Kyoto Study Reveals Ancient Origins of Blood Cells, Links to Cancer Evolution

May 25, 2026
Kyoto Study Reveals Ancient Origins of Blood Cells, Links to Cancer Evolution
  • A Kyoto University study reconstructs a 700-million-year blood cell family tree by comparing gene expression across species and unicellular organisms, showing modern blood cell development mirrors ancient evolutionary steps.

  • Macrophages emerge as the blood cell type most closely tied to unicellular gene expression, suggesting macrophage-like cells were the primordial blood cells at the origin of multicellular animals.

  • Researchers traced the FOS gene back to a 700-million-year-old single-celled organism, aligning with the emergence of multicellular animals and the origin of blood cells.

  • The authors present a new method for tracing gene-expression lineage across diverse organisms, with potential to illuminate the evolutionary origins of diseases like cancer and guide future therapies.

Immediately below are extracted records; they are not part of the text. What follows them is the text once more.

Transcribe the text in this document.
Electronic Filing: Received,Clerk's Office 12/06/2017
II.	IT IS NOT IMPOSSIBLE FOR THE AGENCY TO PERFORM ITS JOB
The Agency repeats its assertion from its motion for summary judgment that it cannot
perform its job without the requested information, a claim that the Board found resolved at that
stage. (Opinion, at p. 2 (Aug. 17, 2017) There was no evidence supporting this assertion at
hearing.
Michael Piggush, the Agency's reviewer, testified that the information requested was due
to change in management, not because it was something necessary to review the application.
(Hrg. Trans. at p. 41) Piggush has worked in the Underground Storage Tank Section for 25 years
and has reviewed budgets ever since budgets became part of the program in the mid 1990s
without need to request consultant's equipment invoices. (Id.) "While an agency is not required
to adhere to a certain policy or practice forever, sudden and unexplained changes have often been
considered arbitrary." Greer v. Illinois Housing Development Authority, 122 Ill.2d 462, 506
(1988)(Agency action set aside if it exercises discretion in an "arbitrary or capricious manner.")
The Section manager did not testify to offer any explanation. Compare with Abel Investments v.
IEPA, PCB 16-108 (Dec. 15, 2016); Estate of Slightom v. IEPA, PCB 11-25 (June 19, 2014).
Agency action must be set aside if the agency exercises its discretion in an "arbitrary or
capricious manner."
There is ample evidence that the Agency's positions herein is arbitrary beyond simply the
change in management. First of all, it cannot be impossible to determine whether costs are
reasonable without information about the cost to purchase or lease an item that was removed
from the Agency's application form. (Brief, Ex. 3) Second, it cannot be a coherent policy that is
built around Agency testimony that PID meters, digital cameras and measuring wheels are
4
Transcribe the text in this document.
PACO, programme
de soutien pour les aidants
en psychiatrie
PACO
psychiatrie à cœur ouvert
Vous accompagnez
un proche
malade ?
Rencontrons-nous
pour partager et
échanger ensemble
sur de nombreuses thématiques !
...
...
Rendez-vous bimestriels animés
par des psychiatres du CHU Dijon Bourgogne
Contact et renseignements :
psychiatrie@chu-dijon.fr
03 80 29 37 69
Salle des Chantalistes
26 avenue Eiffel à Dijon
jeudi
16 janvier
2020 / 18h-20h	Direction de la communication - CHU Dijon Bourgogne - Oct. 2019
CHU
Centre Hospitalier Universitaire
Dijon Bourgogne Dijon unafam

  • This method could help understand the evolutionary roots of diseases such as cancer and potentially inform new treatment approaches.

  • Publishers and researchers anticipate the method will aid in exploring the evolutionary origins of cancer and potentially lead to novel therapies.

  • Researchers emphasize broader implications for understanding cancer and other pathologies through evolutionary-informed views on blood and immune cell development.

  • The findings were published in the Proceedings of the National Academy of Sciences on May 25, 2026, underscoring the deep-time genetic legacy carried through blood and immune cells.

  • Advances in transcriptome profiling and computational phylogenetics enabled cross-species comparisons that were previously limited by data availability.

  • The study links hematopoietic differentiation in vertebrates to ancestral unicellular programs, offering insights into immunity, disease pathogenesis, and potential therapies.

  • Publication details: Animals expand the evolutionary legacy of unicellular ancestors in blood cells, in Proceedings of the National Academy of Sciences (DOI: 10.1073/pnas.2528110123).

  • Team leader Hiroshi Kawamoto and first author Yosuke Nagahata stress the emotional and scientific significance of tracing this lineage, linking current blood cells to distant unicellular ancestors.